For GPU memory specifically, you manage limits at the application level via CLI arguments, not the container level and not via environment variables. vLLM does not read a GPU_MEMORY_UTILIZATION env var — that value is passed through --gpu-memory-utilization in the command, as shown in the Compose command: block above:

# Correct: GPU memory utilization is a CLI argument, not an env var.
# vLLM ignores any env var you set for this -- it will silently do nothing.
command: >
  --model mistralai/Mistral-7B-Instruct-v0.3
  --gpu-memory-utilization 0.85
  ...

# If you push this to 0.95+, you will get OOM errors under load
# that are very hard to reproduce locally. 0.85-0.90 is a safe ceiling
# for production workloads; the remaining VRAM headroom absorbs
# CUDA context overhead and memory fragmentation.

For CPU and RAM, standard Docker limits apply and you should absolutely set them:

deploy:
  resources:
    limits:
      cpus: '4'
      memory: 16G
    reservations:
      cpus: '2'
      memory: 8G
      devices:
        - driver: nvidia
          count: 1
          capabilities: [gpu]

The reservations block ensures the scheduler knows you need a GPU before placing the container. Without it, you’ll get placement on a node without a GPU and a cryptic failure at runtime.

The Observability Layer

AI workloads need a different metric set than traditional services. Beyond the standard HTTP metrics, you want:

# prometheus.yml scrape config addition
scrape_configs:
  - job_name: 'vllm'
    static_configs:
      - targets: ['vllm-inference:8000']
    metrics_path: '/metrics'
    # vLLM exposes these natively:
    # vllm:gpu_cache_usage_perc
    # vllm:num_requests_running
    # vllm:num_requests_waiting
    # vllm:avg_prompt_throughput_toks_per_s
    # vllm:avg_generation_throughput_toks_per_s
    # vllm:time_to_first_token_seconds (histogram)

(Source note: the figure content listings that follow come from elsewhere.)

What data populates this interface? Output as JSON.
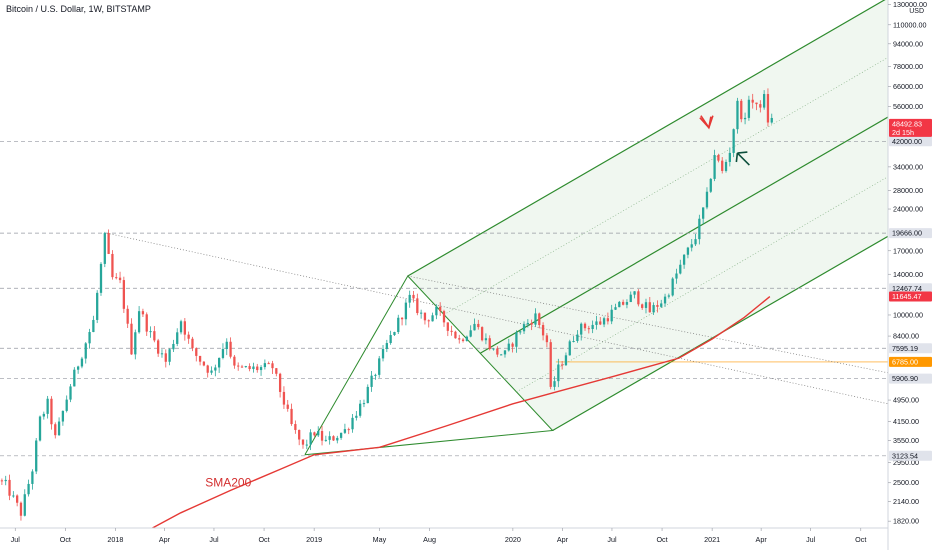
{
  "header": {
    "title": "Bitcoin / U.S. Dollar, 1W, BITSTAMP",
    "currency": "USD"
  },
  "chart_data": {
    "type": "candlestick",
    "y_scale": "log",
    "ylim": [
      1720,
      135000
    ],
    "y_ticks": [
      {
        "v": 130000,
        "label": "130000.00"
      },
      {
        "v": 110000,
        "label": "110000.00"
      },
      {
        "v": 94000,
        "label": "94000.00"
      },
      {
        "v": 78000,
        "label": "78000.00"
      },
      {
        "v": 66000,
        "label": "66000.00"
      },
      {
        "v": 56000,
        "label": "56000.00"
      },
      {
        "v": 34000,
        "label": "34000.00"
      },
      {
        "v": 28000,
        "label": "28000.00"
      },
      {
        "v": 24000,
        "label": "24000.00"
      },
      {
        "v": 17000,
        "label": "17000.00"
      },
      {
        "v": 14000,
        "label": "14000.00"
      },
      {
        "v": 10000,
        "label": "10000.00"
      },
      {
        "v": 8400,
        "label": "8400.00"
      },
      {
        "v": 4950,
        "label": "4950.00"
      },
      {
        "v": 4150,
        "label": "4150.00"
      },
      {
        "v": 3550,
        "label": "3550.00"
      },
      {
        "v": 2950,
        "label": "2950.00"
      },
      {
        "v": 2500,
        "label": "2500.00"
      },
      {
        "v": 2140,
        "label": "2140.00"
      },
      {
        "v": 1820,
        "label": "1820.00"
      }
    ],
    "x_ticks": [
      {
        "date": "2017-07-01",
        "label": "Jul"
      },
      {
        "date": "2017-10-01",
        "label": "Oct"
      },
      {
        "date": "2018-01-01",
        "label": "2018"
      },
      {
        "date": "2018-04-01",
        "label": "Apr"
      },
      {
        "date": "2018-07-01",
        "label": "Jul"
      },
      {
        "date": "2018-10-01",
        "label": "Oct"
      },
      {
        "date": "2019-01-01",
        "label": "2019"
      },
      {
        "date": "2019-05-01",
        "label": "May"
      },
      {
        "date": "2019-08-01",
        "label": "Aug"
      },
      {
        "date": "2020-01-01",
        "label": "2020"
      },
      {
        "date": "2020-04-01",
        "label": "Apr"
      },
      {
        "date": "2020-07-01",
        "label": "Jul"
      },
      {
        "date": "2020-10-01",
        "label": "Oct"
      },
      {
        "date": "2021-01-01",
        "label": "2021"
      },
      {
        "date": "2021-04-01",
        "label": "Apr"
      },
      {
        "date": "2021-07-01",
        "label": "Jul"
      },
      {
        "date": "2021-10-01",
        "label": "Oct"
      }
    ],
    "xlim": [
      "2017-06-03",
      "2021-11-20"
    ],
    "anchors": [
      [
        "2017-06-03",
        2550
      ],
      [
        "2017-06-17",
        2450
      ],
      [
        "2017-07-15",
        1950
      ],
      [
        "2017-08-05",
        2800
      ],
      [
        "2017-08-19",
        4200
      ],
      [
        "2017-09-02",
        4800
      ],
      [
        "2017-09-16",
        3600
      ],
      [
        "2017-10-14",
        5600
      ],
      [
        "2017-11-04",
        7300
      ],
      [
        "2017-11-25",
        9500
      ],
      [
        "2017-12-16",
        18900
      ],
      [
        "2017-12-30",
        13500
      ],
      [
        "2018-01-13",
        13000
      ],
      [
        "2018-02-03",
        7500
      ],
      [
        "2018-02-17",
        10500
      ],
      [
        "2018-03-10",
        8500
      ],
      [
        "2018-04-07",
        6800
      ],
      [
        "2018-05-05",
        9600
      ],
      [
        "2018-05-26",
        7400
      ],
      [
        "2018-06-30",
        6200
      ],
      [
        "2018-07-28",
        8200
      ],
      [
        "2018-08-11",
        6400
      ],
      [
        "2018-09-08",
        6400
      ],
      [
        "2018-10-20",
        6500
      ],
      [
        "2018-11-24",
        4000
      ],
      [
        "2018-12-15",
        3350
      ],
      [
        "2019-01-05",
        3800
      ],
      [
        "2019-01-26",
        3500
      ],
      [
        "2019-03-02",
        3850
      ],
      [
        "2019-04-06",
        5000
      ],
      [
        "2019-05-18",
        7800
      ],
      [
        "2019-06-29",
        11500
      ],
      [
        "2019-07-27",
        9600
      ],
      [
        "2019-08-17",
        10300
      ],
      [
        "2019-09-28",
        8100
      ],
      [
        "2019-10-26",
        9300
      ],
      [
        "2019-11-30",
        7400
      ],
      [
        "2019-12-21",
        7200
      ],
      [
        "2020-01-18",
        8900
      ],
      [
        "2020-02-15",
        9900
      ],
      [
        "2020-03-07",
        8000
      ],
      [
        "2020-03-14",
        5300
      ],
      [
        "2020-03-28",
        6400
      ],
      [
        "2020-05-02",
        8900
      ],
      [
        "2020-06-13",
        9400
      ],
      [
        "2020-07-25",
        11000
      ],
      [
        "2020-08-15",
        11800
      ],
      [
        "2020-09-12",
        10300
      ],
      [
        "2020-10-10",
        11500
      ],
      [
        "2020-10-24",
        13100
      ],
      [
        "2020-11-14",
        16000
      ],
      [
        "2020-12-05",
        19200
      ],
      [
        "2020-12-26",
        26500
      ],
      [
        "2021-01-09",
        38000
      ],
      [
        "2021-01-23",
        32500
      ],
      [
        "2021-02-06",
        39000
      ],
      [
        "2021-02-20",
        57000
      ],
      [
        "2021-03-06",
        48800
      ],
      [
        "2021-03-13",
        61000
      ],
      [
        "2021-03-27",
        55000
      ],
      [
        "2021-04-10",
        60000
      ],
      [
        "2021-04-17",
        50000
      ]
    ],
    "sma200": [
      [
        "2018-03-10",
        1720
      ],
      [
        "2018-05-01",
        1950
      ],
      [
        "2018-08-01",
        2350
      ],
      [
        "2018-11-01",
        2800
      ],
      [
        "2019-01-01",
        3150
      ],
      [
        "2019-05-01",
        3350
      ],
      [
        "2019-09-01",
        4000
      ],
      [
        "2020-01-01",
        4800
      ],
      [
        "2020-03-14",
        5250
      ],
      [
        "2020-07-01",
        6000
      ],
      [
        "2020-11-01",
        7000
      ],
      [
        "2021-01-01",
        8200
      ],
      [
        "2021-03-01",
        9800
      ],
      [
        "2021-04-17",
        11645
      ]
    ],
    "sma_label": "SMA200",
    "pitchfork": {
      "p1": [
        "2018-12-15",
        3150
      ],
      "p2": [
        "2019-06-22",
        13800
      ],
      "p3": [
        "2020-03-14",
        3850
      ],
      "extend_to": "2021-11-20"
    },
    "trendline": {
      "from": [
        "2017-12-16",
        19666
      ],
      "to": [
        "2021-11-20",
        4800
      ],
      "from2": [
        "2019-06-22",
        13800
      ],
      "to2": [
        "2021-11-20",
        6200
      ]
    },
    "h_levels": [
      {
        "v": 19666.0,
        "label": "19666.00",
        "style": "gray"
      },
      {
        "v": 12467.74,
        "label": "12467.74",
        "style": "gray"
      },
      {
        "v": 7595.19,
        "label": "7595.19",
        "style": "gray"
      },
      {
        "v": 5906.9,
        "label": "5906.90",
        "style": "gray"
      },
      {
        "v": 3123.54,
        "label": "3123.54",
        "style": "gray"
      },
      {
        "v": 42000.0,
        "label": "42000.00",
        "style": "gray"
      },
      {
        "v": 6785.0,
        "label": "6785.00",
        "style": "orange"
      },
      {
        "v": 11645.47,
        "label": "11645.47",
        "style": "red"
      },
      {
        "v": 48492.83,
        "label": "48492.83",
        "style": "price"
      }
    ],
    "price_countdown": "2d 15h",
    "arrows": [
      {
        "at": [
          "2020-12-26",
          47000
        ],
        "color": "#e53935",
        "dir": "down"
      },
      {
        "at": [
          "2021-02-20",
          37500
        ],
        "color": "#0d4f3c",
        "dir": "up"
      }
    ],
    "colors": {
      "up": "#26a69a",
      "down": "#ef5350",
      "pitchfork": "#2e8b2e",
      "sma": "#e53935"
    }
  }
}
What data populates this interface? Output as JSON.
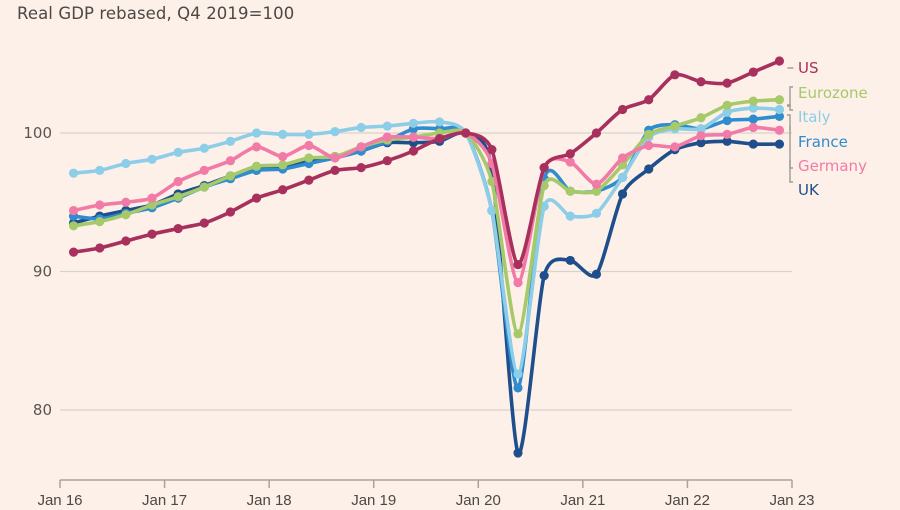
{
  "chart_data": {
    "type": "line",
    "title": "",
    "subtitle": "Real GDP rebased, Q4 2019=100",
    "xlabel": "",
    "ylabel": "",
    "ylim": [
      75,
      106
    ],
    "yticks": [
      80,
      90,
      100
    ],
    "xlim": [
      "Jan 16",
      "Jan 23"
    ],
    "xtick_labels": [
      "Jan 16",
      "Jan 17",
      "Jan 18",
      "Jan 19",
      "Jan 20",
      "Jan 21",
      "Jan 22",
      "Jan 23"
    ],
    "grid": "horizontal",
    "legend": "right (direct labels)",
    "x": [
      "2016Q1",
      "2016Q2",
      "2016Q3",
      "2016Q4",
      "2017Q1",
      "2017Q2",
      "2017Q3",
      "2017Q4",
      "2018Q1",
      "2018Q2",
      "2018Q3",
      "2018Q4",
      "2019Q1",
      "2019Q2",
      "2019Q3",
      "2019Q4",
      "2020Q1",
      "2020Q2",
      "2020Q3",
      "2020Q4",
      "2021Q1",
      "2021Q2",
      "2021Q3",
      "2021Q4",
      "2022Q1",
      "2022Q2",
      "2022Q3",
      "2022Q4"
    ],
    "series": [
      {
        "name": "UK",
        "color": "#1f4e8c",
        "values": [
          93.5,
          94.0,
          94.4,
          94.8,
          95.6,
          96.2,
          96.9,
          97.4,
          97.6,
          98.0,
          98.3,
          98.7,
          99.3,
          99.3,
          99.4,
          100.0,
          97.4,
          76.9,
          89.7,
          90.8,
          89.8,
          95.6,
          97.4,
          98.8,
          99.3,
          99.4,
          99.2,
          99.2
        ]
      },
      {
        "name": "France",
        "color": "#2e8ccf",
        "values": [
          94.0,
          93.8,
          94.2,
          94.6,
          95.3,
          96.1,
          96.7,
          97.3,
          97.4,
          97.8,
          98.2,
          98.7,
          99.4,
          100.3,
          100.3,
          100.0,
          94.4,
          81.6,
          96.7,
          95.8,
          95.8,
          96.8,
          100.2,
          100.6,
          100.3,
          100.9,
          101.0,
          101.2
        ]
      },
      {
        "name": "Italy",
        "color": "#8ccde8",
        "values": [
          97.1,
          97.3,
          97.8,
          98.1,
          98.6,
          98.9,
          99.4,
          100.0,
          99.9,
          99.9,
          100.1,
          100.4,
          100.5,
          100.7,
          100.8,
          100.0,
          94.4,
          82.6,
          94.7,
          94.0,
          94.2,
          96.8,
          99.7,
          100.3,
          100.3,
          101.5,
          101.8,
          101.7
        ]
      },
      {
        "name": "Eurozone",
        "color": "#a6c96a",
        "values": [
          93.3,
          93.6,
          94.1,
          94.8,
          95.4,
          96.1,
          96.9,
          97.6,
          97.7,
          98.2,
          98.3,
          99.0,
          99.5,
          99.7,
          100.0,
          100.0,
          96.5,
          85.5,
          96.2,
          95.8,
          95.8,
          97.7,
          99.9,
          100.5,
          101.1,
          102.0,
          102.3,
          102.4
        ]
      },
      {
        "name": "Germany",
        "color": "#f27aa6",
        "values": [
          94.4,
          94.8,
          95.0,
          95.3,
          96.5,
          97.3,
          98.0,
          99.0,
          98.3,
          99.1,
          98.2,
          99.0,
          99.7,
          99.7,
          99.6,
          100.0,
          97.8,
          89.2,
          97.5,
          97.9,
          96.3,
          98.2,
          99.1,
          99.0,
          99.8,
          99.9,
          100.4,
          100.2
        ]
      },
      {
        "name": "US",
        "color": "#a8305d",
        "values": [
          91.4,
          91.7,
          92.2,
          92.7,
          93.1,
          93.5,
          94.3,
          95.3,
          95.9,
          96.6,
          97.3,
          97.5,
          98.0,
          98.7,
          99.6,
          100.0,
          98.8,
          90.5,
          97.5,
          98.5,
          100.0,
          101.7,
          102.4,
          104.2,
          103.7,
          103.6,
          104.4,
          105.2
        ]
      }
    ],
    "legend_entries": [
      {
        "name": "US",
        "color": "#a8305d"
      },
      {
        "name": "Eurozone",
        "color": "#a6c96a"
      },
      {
        "name": "Italy",
        "color": "#8ccde8"
      },
      {
        "name": "France",
        "color": "#2e8ccf"
      },
      {
        "name": "Germany",
        "color": "#f27aa6"
      },
      {
        "name": "UK",
        "color": "#1f4e8c"
      }
    ]
  },
  "colors": {
    "background": "#fdf0e8",
    "gridline": "#d9d1cc",
    "axis": "#a8a39f",
    "text": "#4d4845"
  }
}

Time-to-first-token (TTFT) is your primary SLO metric for interactive use cases. Track its P95 and P99 — not just average. A model that’s fast 95% of the time but takes 30 seconds on the tail will destroy user experience.

Grafana dashboard showing GPU utilization, TTFT distribution, and queue depth

When to Not Use Docker for This

There are scenarios where Docker alone is the wrong tool, and containerizing your model infrastructure just adds friction without benefit:

Skip Docker when:

  • You’re doing active model training (not inference) — use the GPU directly via bare metal or a VM; every virtualization layer costs you training time and money
  • Your model fits in a Jupyter notebook and your “deployment” is one data scientist on one machine — don’t build infrastructure for problems you don’t have
  • You need MIG (Multi-Instance GPU) partitioning for running multiple small models on one GPU — this works with Docker but requires careful nvidia-ctk configuration that most teams aren’t ready for

Use Docker when:

  • You’re serving models in a multi-tenant environment alongside other workloads
  • You need reproducible model serving environments across dev/staging/prod
  • You’re building a platform that other teams will consume
  • You want isolation between model versions during canary deployments

The Practical Checklist

Before you ship a model service container to production:

  • Health check start_period is at least 2x your measured cold start time (Docker default is 0s — don’t leave it unset)
  • Model weights are mounted as a volume, not baked into the image
  • --gpu-memory-utilization CLI arg is set to ≤0.90 in your command: block (not as an env var — vLLM ignores env vars for this)
  • CPU and RAM limits are set (use your P99 observed usage + 20% headroom)
  • TTFT histogram metrics are being scraped and dashboarded
  • Your rolling update strategy accounts for 2-5 minute startup times
  • You have a warm-up request (or readiness probe) that actually exercises the model, not just checks HTTP 200
  • Your accuracy probe uses /v1/chat/completions for instruct/chat models, not the legacy /v1/completions endpoint
  • Log verbosity is tuned — vLLM at DEBUG level will fill your disk in hours under load

The containers are still the same. The defaults are just wrong for this class of workload, and the cost of getting it wrong is measured in dropped requests, runaway GPU bills, and on-call pages at 2am.

Adjust the defaults. Check the metrics. Ship the model.